From the comparison table, above, we can see that the four Linear Regression models scored about the same.

The precision for all four sampling methods always resulted in 0.01 for "high_risk". The recall was always around 0.65 for both low and high risk. And the F1 (harmonic) was always around 0.02 for "high_risk" and 0.57 up to 0.801 for "low_risk".

Regardless of how we oversampled or undersampled the data, Linear Regression is just not a good model for this study.

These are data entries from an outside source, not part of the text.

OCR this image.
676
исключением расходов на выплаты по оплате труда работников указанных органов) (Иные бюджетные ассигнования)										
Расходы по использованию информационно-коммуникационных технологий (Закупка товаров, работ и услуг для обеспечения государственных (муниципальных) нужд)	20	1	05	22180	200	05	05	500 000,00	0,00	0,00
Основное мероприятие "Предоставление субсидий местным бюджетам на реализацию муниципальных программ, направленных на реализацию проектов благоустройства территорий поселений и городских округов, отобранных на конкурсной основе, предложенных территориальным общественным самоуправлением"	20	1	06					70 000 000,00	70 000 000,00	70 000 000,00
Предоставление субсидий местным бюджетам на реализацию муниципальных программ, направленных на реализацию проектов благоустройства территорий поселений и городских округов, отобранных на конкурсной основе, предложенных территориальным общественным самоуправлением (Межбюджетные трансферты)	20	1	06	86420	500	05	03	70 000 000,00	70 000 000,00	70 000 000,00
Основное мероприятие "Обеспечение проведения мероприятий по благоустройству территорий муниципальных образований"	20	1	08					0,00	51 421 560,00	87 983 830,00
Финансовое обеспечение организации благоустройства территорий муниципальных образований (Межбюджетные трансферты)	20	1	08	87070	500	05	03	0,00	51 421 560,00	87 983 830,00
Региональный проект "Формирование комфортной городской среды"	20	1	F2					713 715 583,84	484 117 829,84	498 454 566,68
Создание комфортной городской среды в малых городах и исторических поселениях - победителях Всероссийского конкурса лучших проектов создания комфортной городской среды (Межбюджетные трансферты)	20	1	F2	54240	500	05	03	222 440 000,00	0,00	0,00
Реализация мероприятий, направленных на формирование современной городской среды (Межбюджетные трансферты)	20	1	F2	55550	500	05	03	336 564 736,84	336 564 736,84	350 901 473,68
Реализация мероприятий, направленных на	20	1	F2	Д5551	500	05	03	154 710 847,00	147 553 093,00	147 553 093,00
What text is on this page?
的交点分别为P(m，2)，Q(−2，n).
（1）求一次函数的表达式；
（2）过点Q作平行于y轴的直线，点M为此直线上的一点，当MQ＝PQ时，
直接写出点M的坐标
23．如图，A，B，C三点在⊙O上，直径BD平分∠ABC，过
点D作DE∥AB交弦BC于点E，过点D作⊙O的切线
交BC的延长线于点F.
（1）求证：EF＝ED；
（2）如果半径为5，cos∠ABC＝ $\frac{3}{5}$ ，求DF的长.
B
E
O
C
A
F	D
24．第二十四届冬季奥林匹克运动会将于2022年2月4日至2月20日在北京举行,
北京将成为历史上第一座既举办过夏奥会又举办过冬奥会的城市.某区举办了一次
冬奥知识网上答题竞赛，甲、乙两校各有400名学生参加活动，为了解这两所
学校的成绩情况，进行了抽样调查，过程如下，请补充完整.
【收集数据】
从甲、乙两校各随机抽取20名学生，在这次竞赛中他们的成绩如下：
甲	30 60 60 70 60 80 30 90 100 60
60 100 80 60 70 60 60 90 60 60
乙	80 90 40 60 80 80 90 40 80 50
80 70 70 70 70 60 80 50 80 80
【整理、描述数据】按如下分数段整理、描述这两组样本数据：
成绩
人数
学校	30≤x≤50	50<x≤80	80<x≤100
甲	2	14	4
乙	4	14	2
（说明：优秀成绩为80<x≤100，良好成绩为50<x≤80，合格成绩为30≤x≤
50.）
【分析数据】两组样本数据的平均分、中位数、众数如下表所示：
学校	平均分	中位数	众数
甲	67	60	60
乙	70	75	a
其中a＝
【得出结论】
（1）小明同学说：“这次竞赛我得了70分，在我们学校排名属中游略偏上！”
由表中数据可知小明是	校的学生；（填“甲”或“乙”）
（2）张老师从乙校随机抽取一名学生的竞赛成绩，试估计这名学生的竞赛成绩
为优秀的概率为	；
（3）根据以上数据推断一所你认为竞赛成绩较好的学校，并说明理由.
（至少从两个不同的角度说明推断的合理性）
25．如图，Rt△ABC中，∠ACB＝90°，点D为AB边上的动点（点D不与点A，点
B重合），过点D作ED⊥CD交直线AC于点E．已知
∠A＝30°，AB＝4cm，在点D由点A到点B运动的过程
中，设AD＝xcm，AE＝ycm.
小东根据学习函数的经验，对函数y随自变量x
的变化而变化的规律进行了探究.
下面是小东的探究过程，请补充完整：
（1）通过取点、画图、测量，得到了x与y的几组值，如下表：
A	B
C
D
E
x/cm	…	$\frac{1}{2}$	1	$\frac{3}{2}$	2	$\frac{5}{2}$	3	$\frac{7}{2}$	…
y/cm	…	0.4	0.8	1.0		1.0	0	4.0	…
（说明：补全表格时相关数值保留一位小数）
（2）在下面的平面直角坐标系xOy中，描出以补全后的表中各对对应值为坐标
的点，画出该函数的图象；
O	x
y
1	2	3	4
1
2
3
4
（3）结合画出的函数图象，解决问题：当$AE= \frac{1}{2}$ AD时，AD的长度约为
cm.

It may be that the features are not "linearly separable." That is, it is not possible to draw a staight line through the data points to generate an accurate prediction.

### Random Forest and Ensemble Classifiers

On the other hand, the Random Forest and Ensemble Classifiers performed quite well. The Random Forest model scored nearly perfectly in all cases. But the Ensemble Classifier matched the data perfectly.

### Future Work

The results of the Balanced Random Forest Classifier "Top Features" might be used to prune the data of unnecessary features. This might improve the performance of the models and make other models a fair competitor to the Ensemble model. This will be the subject of a future study.

### Recommendations

There is often a trade-off between speed and accuracy. In this case, the higher-speed models (Linear Regression with Over- and Undersampling) performed so poorly as to be unusable. In nearly all cases, the model was not able to predict a high-risk credit application.

The Random Forest and Ensemble models take more time to compute their results. But, their accuracy in detecting both high- and low-risk credit applications make them the best models. Since there's practically no difference in speed between the two models, the Ensemble model should be used for credit application risk as it matches the data perfectly.